If you have already secured an entry-level position with your undergraduate degree, studying for your master’s online may be easier than attending classes in person. Many students who work full-time complete their master’s at online universities, and these accredited institutions have come to be as accepted and sought after as physical campuses.
The particular field of interest you wish to study for your master’s will have the largest impact on your decision of where to study. A general Master of Science in Criminal Justice is available in many major universities, but there are some schools that are revered for their specializations in master’s degrees in Homeland Security or Criminal Psychology. Deciding on your concentration will make facilitate the process of locating schools.
Top Careers for those with a Master’s in Criminal Justice
Some of the careers that a person with a master’s degree in criminal justice may consider are an FBI agent (there are dozens of divisions in the FBI with different objectives, responsibilities and requirements), a probation officer, a crime analyst, a criminologist, a forensic psychologist and a policy researcher. Because the majority of careers in criminal justice are with the government, applicants will also have to meet the state and federal regulations. Research pursuits in criminal justice offer more office-based career opportunities that will work well for a person who is interested in the psychological and technical sides of law enforcement. The salaries vary depending on the career, but criminal investigators and detectives were earning $40,780-$127,400 in May 2014 (BLS).

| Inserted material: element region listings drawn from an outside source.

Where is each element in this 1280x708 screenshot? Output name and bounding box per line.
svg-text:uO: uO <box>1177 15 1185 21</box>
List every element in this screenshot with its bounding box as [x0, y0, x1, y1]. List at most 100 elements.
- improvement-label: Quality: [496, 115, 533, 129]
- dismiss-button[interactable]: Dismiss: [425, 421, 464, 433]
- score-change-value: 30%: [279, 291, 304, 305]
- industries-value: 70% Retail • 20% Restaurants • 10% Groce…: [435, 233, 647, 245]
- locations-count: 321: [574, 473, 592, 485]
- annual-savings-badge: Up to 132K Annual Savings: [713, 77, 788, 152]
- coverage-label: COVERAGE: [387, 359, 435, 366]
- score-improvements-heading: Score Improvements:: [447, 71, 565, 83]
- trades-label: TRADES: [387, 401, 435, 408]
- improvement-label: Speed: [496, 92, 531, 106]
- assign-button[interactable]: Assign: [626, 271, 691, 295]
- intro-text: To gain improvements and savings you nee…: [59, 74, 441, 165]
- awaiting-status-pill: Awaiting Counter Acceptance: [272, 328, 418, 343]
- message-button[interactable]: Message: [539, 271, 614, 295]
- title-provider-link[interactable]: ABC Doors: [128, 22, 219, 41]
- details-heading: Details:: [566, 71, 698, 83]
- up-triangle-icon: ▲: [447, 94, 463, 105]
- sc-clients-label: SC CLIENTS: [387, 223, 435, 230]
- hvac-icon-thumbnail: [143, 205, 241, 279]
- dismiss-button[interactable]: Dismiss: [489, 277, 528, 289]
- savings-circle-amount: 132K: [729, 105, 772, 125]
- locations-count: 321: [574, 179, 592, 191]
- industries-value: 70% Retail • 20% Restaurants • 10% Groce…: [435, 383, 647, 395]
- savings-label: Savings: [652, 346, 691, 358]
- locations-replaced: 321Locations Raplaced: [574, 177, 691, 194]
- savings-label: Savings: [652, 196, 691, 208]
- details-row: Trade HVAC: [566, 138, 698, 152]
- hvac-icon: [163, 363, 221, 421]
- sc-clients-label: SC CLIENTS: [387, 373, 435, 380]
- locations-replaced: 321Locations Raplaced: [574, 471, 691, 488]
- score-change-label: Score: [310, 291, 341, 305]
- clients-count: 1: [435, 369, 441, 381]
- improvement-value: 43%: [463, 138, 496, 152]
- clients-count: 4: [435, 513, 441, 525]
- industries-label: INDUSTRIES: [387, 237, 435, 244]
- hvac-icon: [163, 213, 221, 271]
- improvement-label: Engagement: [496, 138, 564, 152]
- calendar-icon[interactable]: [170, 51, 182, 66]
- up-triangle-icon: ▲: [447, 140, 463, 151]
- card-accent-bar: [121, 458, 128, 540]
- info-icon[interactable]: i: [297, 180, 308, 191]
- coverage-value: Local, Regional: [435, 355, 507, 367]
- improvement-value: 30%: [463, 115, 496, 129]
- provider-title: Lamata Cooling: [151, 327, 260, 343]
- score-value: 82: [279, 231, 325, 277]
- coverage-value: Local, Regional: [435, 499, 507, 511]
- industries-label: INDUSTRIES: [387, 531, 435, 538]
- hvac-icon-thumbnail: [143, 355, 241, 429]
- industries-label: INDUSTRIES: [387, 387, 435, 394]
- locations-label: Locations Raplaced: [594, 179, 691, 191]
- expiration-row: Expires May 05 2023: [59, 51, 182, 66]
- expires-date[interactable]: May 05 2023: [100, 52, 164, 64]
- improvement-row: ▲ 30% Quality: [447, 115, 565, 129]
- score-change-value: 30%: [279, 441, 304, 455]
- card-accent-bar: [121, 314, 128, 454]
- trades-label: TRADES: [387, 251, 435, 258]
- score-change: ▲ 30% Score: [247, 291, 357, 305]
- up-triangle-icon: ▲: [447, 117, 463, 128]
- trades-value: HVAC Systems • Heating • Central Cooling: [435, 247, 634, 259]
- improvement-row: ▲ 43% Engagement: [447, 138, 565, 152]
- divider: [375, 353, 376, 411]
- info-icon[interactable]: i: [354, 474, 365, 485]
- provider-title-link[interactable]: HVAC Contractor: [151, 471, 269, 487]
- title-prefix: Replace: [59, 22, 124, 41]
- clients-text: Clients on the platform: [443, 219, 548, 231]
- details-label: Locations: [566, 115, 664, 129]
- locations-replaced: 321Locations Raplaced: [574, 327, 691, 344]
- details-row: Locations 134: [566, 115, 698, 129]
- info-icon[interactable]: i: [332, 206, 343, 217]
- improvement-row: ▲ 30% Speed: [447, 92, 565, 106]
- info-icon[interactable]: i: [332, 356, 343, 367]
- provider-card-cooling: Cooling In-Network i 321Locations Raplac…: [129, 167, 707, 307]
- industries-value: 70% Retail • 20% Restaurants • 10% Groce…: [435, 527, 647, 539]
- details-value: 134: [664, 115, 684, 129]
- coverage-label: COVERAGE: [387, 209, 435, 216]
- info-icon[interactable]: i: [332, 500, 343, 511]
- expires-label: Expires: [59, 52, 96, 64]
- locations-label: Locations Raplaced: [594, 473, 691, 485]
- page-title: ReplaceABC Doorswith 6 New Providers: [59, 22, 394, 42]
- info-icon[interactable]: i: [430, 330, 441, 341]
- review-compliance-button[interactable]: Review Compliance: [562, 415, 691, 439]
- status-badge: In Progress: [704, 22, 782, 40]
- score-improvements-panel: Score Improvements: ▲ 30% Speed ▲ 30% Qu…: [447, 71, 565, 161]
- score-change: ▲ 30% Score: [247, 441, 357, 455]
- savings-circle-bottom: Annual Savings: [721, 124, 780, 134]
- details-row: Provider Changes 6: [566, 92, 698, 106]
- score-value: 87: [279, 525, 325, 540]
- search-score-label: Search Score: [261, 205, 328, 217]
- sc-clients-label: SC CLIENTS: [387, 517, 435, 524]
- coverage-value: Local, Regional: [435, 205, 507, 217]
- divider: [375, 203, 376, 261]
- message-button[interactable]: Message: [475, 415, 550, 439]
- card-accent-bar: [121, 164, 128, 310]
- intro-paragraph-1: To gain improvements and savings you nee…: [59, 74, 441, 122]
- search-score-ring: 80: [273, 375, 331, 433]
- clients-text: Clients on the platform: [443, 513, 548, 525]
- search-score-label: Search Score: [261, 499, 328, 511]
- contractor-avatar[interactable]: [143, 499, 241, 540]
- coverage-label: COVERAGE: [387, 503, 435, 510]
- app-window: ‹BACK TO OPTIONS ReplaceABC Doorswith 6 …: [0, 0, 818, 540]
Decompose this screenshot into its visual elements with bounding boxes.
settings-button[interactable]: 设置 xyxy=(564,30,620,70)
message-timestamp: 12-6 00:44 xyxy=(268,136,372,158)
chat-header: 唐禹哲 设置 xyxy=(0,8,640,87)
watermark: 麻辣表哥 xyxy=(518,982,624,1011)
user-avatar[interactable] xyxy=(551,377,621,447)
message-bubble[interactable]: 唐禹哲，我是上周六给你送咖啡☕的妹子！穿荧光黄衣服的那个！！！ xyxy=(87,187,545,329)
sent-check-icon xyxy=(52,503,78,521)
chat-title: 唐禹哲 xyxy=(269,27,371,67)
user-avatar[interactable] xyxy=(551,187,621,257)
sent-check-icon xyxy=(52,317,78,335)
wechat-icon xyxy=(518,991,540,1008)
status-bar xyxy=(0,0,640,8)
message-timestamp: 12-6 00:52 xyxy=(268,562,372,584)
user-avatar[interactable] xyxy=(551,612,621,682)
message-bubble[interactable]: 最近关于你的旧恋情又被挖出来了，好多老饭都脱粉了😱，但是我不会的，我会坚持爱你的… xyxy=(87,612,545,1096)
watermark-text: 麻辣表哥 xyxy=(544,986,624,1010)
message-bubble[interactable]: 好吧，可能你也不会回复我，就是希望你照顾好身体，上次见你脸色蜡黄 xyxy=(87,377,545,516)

As with most jobs, education, experience, location and the agency itself will have an impact on the salary that one receives.
The majority of students who choose to pursue a master’s of criminal justice do so because they dream of one day working in an upper-level law enforcement position that can only be obtained with a higher degree. Likewise, the following careers are considered to be the top choices of those who have studied criminal justice extensively and are looking to put all of their dedication, research and passion for the field to good use.
Criminal justice graduates can work in labs, schools, offices or for the federal or state government.
A criminologist study the various contributory factors of crime such as demographics, criminal and social behavior, psychology and statistics. The analyses and predictions of a criminologist are reported in order to come up with preventative measures that will ensure public safety, lead toward the arrest and persecution of criminals and help determine how an individual crime fits into a larger pattern.
Criminologists can work in many different environments, from academic settings such as colleges to government offices to various law enforcement agencies.
FBI Special Agent
The Federal Bureau of Investigation offers many careers across all branches of criminal justice, but one of the most sought after position for master’s of criminal justice students is a special agent. Special agents in the FBI can work in a variety of different sectors, such as Counterterrorism, Counterintelligence and Criminal Investigation.
A forensic psychologist is such an extremely specialized profession that requires determination and passion to make it through years of study and often times difficult work experiences. A forensic psychologist is tasked with assisting various members of the justice system, from lawyers to detectives, in cases and apprehending criminals.
As with most jobs in criminal justice, the location of a forensic physiologist can vary from universities and public institutions as a professor to federal offices, where they may travel and interview criminals, work with detectives on active cases and appear in court rooms during trials.